Je marcherai dans la lumière de Dieu et je ne craindrai rien, je ne suis plus esclave et soumis à la vieille loi du péché et de la mort, mais je suis un libre enfant de Dieu, affranchi par la loi de l’Esprit de vie en Jésus-Christ. "

- " Ici, continua le rabbi, tu jouis du bien-être et de la renommée ; dans ta nouvelle carrière, tu rencontreras le labeur, l’infamie et la mort. "

- " La voix de Dieu me dit : Va ! s’écria l’apôtre avec fermeté ; je suis tout prêt à me dépenser et à me laisser sacrifier pour la cause de la vérité. "

- " Eh bien ! meurs, cria le rabbi d’une voix tonnante ; meurs comme un Nazaréen insensé, comme un impie que tu es. L’homme amoureux de nouveautés et qui préfère ses folles convictions à une solide aisance et aux conseils de ses amis mérite la croix. Meurs dans ton aberration. Désormais je te renie ; tu n’es plus mon parent ! "

Les années s’écoulèrent.

La Parole de Dieu s’étendit victorieuse.

Mais un jour on apprit à Tarse une nouvelle qui courut de bouche en bouche.
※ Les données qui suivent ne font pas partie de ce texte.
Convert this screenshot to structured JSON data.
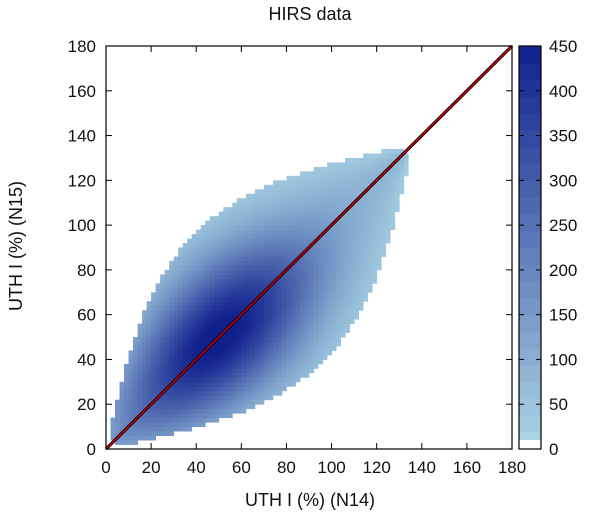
{
  "chart_data": {
    "type": "heatmap",
    "title": "HIRS data",
    "xlabel": "UTH I (%) (N14)",
    "ylabel": "UTH I (%) (N15)",
    "xlim": [
      0,
      180
    ],
    "ylim": [
      0,
      180
    ],
    "xticks": [
      0,
      20,
      40,
      60,
      80,
      100,
      120,
      140,
      160,
      180
    ],
    "yticks": [
      0,
      20,
      40,
      60,
      80,
      100,
      120,
      140,
      160,
      180
    ],
    "grid": false,
    "density": {
      "description_of_distribution": "2D histogram of N15 vs N14 UTH; density concentrated along the 1:1 line, peak near (45-55, 45-55), spread widening toward mid-range and narrowing at ends",
      "x_range": [
        3,
        135
      ],
      "y_range": [
        3,
        135
      ],
      "peak_count": 450
    },
    "reference_line": {
      "type": "y=x",
      "color": "#c0000a"
    },
    "colorbar": {
      "min": 0,
      "max": 450,
      "ticks": [
        0,
        50,
        100,
        150,
        200,
        250,
        300,
        350,
        400,
        450
      ],
      "colors": [
        "#add8e6",
        "#101f8c"
      ]
    }
  }
}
" Paul l’apostat, dit-on, est à Rome dans les fers, attendant tous les jours d’être jeté aux lions.

Et dans la synagogue, Abdiel dit à ses confrères : Ce que j’avais prévu est arrivé. Combien il aurait mieux fait de continuer sa profession, de suivre la voie de ses pères et des prophètes que d’écouter les fantaisies de sa conscience !

Il aurait pu atteindre honorablement une heureuse vieillesse à Tarse et devenir le père de fils et de filles. Dans les rues on l’aurait salué, en l’appelant Rabbi. "

Ainsi parlait-on à Tarse.

Et dans le même temps, Paul était rempli de consolation dans son cachot.

Le Seigneur lui apparut dans une vision et lui dit : " Ne crains point, Paul. Tu as combattu le bon combat. Voici, je serai avec toi jusqu’à la fin !

Et le paisible vieillard répondait : Je connais celui que j’ai servi, et je suis assuré qu’il est puissant pour garder mon dépôt. Je n’ai pas un esprit de crainte, mais d’amour et de sagesse. J’achèverai ma course avec joie, car je sais que la couronne de justice m’est réservée.

Maintenant, le salut est plus près de moi, mon espérance est plus vive que lorsque j’ai cru d’abord. "

Et ces paroles qui s’étaient fait entendre naguère sur la montagne de la transfiguration, retentirent dans son cœur : Tu es mon fils bien-aimé ; en toi j’ai mis mon bon plaisir.